Ainsi, nos propositions rencontrent bien celles qui sont exprimées dans la feuille de route des technologies de la santé mais nous demandons du concret sur du long terme. Nous ne voulons pas financer des start-up pour mieux les vendre ou pour les voir s’établir à l’étranger parce que l’environnement technologique sera meilleur. Il n’est pas forcément nécessaire non plus de multiplier les start-up comme l’injonction en est faite aux chercheurs. La plupart des chercheurs n’ont pas la fibre entrepreunariale mais ils peuvent contribuer activement au développement de nouvelles technologies.
Ne soyons pas naïf, tous les rapports qui ont préconisé l’évolution actuelle du soutien à l’innovation pour la compétitivité des entreprises françaises (rapport Gallois par exemple) précisent que le modèle qui a donné naissance à notre industrie aéronautique, spatiale ou nucléaire est complètement dépassé parce le donneur d’ordre était l’Etat et du fait de la mondialisation. Pourtant, sans négliger les coopérations à l’échelle européenne voire mondiale, dans le cas des technologies de la santé, l’urgence est de renforcer la position française en mobilisant, en premier lieu, les forces endogènes de notre pays.
Et Thales, dans tout cela ?
La création d’un centre de développement technologique doit permettre la mutualisation des moyens humains et matériels. Ce serait la possibilité pour le groupe de transformer de nouveaux concepts ou des résultats d’étude, souvent obtenus dans le cadre de contrat de recherche partenariaux, en véritables prototypes prêts à alimenter les systèmes développés dans les divisions. Au lieu de sous-traiter cette étape à des laboratoires académiques dont les objectifs ne sont pas ceux de l’entreprise, à de multiples sous-traitants ce qui augmente le temps de réalisation et les problèmes, ou dans le meilleur des cas, à des Instituts étrangers (allemand, suisse, finlandais…) qui eux sont structurés pour répondre à ce type de demande.

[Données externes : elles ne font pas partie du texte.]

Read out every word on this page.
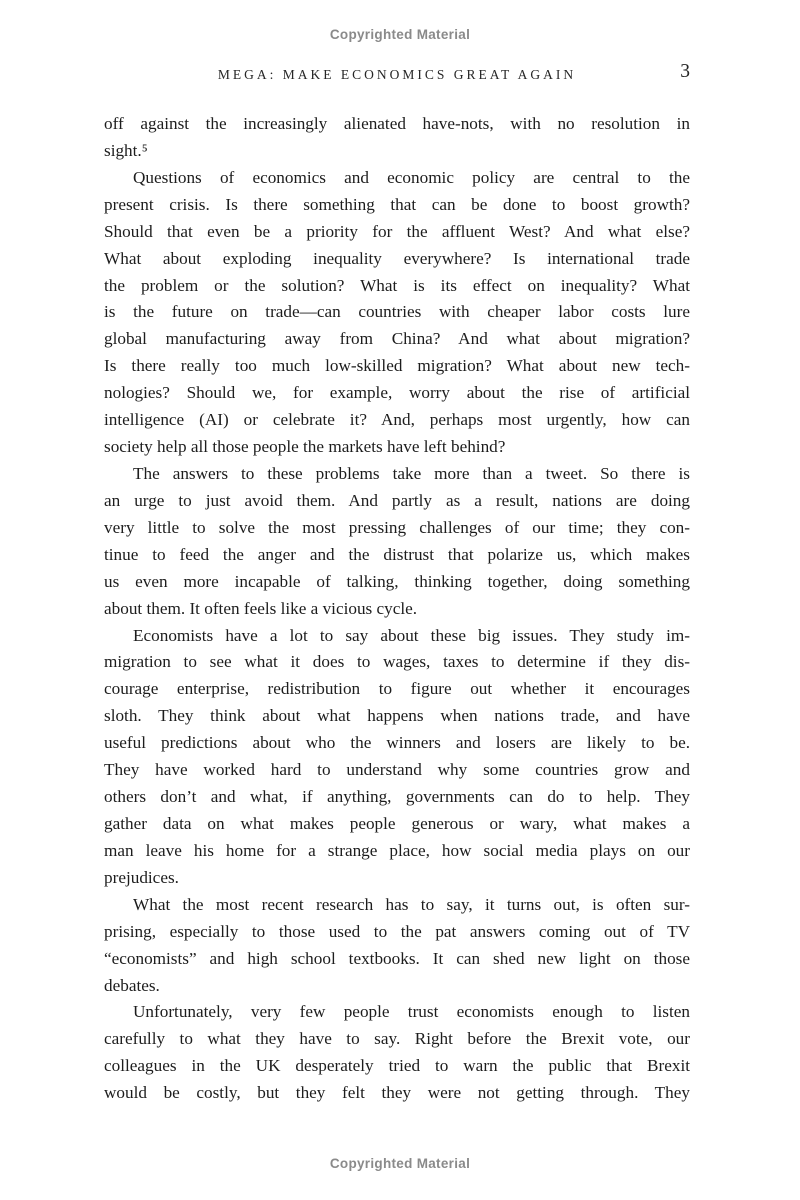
Copyrighted Material
MEGA: MAKE ECONOMICS GREAT AGAIN	3
off against the increasingly alienated have-nots, with no resolution in
sight.⁵
Questions of economics and economic policy are central to the
present crisis. Is there something that can be done to boost growth?
Should that even be a priority for the affluent West? And what else?
What about exploding inequality everywhere? Is international trade
the problem or the solution? What is its effect on inequality? What
is the future on trade—can countries with cheaper labor costs lure
global manufacturing away from China? And what about migration?
Is there really too much low-skilled migration? What about new tech-
nologies? Should we, for example, worry about the rise of artificial
intelligence (AI) or celebrate it? And, perhaps most urgently, how can
society help all those people the markets have left behind?
The answers to these problems take more than a tweet. So there is
an urge to just avoid them. And partly as a result, nations are doing
very little to solve the most pressing challenges of our time; they con-
tinue to feed the anger and the distrust that polarize us, which makes
us even more incapable of talking, thinking together, doing something
about them. It often feels like a vicious cycle.
Economists have a lot to say about these big issues. They study im-
migration to see what it does to wages, taxes to determine if they dis-
courage enterprise, redistribution to figure out whether it encourages
sloth. They think about what happens when nations trade, and have
useful predictions about who the winners and losers are likely to be.
They have worked hard to understand why some countries grow and
others don’t and what, if anything, governments can do to help. They
gather data on what makes people generous or wary, what makes a
man leave his home for a strange place, how social media plays on our
prejudices.
What the most recent research has to say, it turns out, is often sur-
prising, especially to those used to the pat answers coming out of TV
“economists” and high school textbooks. It can shed new light on those
debates.
Unfortunately, very few people trust economists enough to listen
carefully to what they have to say. Right before the Brexit vote, our
colleagues in the UK desperately tried to warn the public that Brexit
would be costly, but they felt they were not getting through. They
Copyrighted Material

Thales pourrait soutenir et bénéficier de ces nouveaux centres en France. C’est vrai dans le domaine des activités de santé mais aussi pour d’autres. L’exploitation des brevets, le transfert de savoirs et d’innovations du domaine militaire vers des activités civiles seraient concernés.
Nous l’avons dit maintes fois, Thales recèle des compétences clés pour les technologies de la santé. Même dans le cadre limité des propositions de la feuille de route, le groupe possède des atouts qui doivent être exploités. Un exemple : nous proposons depuis plus de deux ans la mise en place d’un plan “Pass Compétence” propre à la filière du médical, et, pour ce faire, le lancement d’une mission d’évaluation des besoins en ressources humaines de la filière. Ce type de dispositif est souvent cité dans les rapports émanant des ministères. Thales et le Géris, qui en est le concepteur, ont un rôle majeur à jouer dans ce domaine.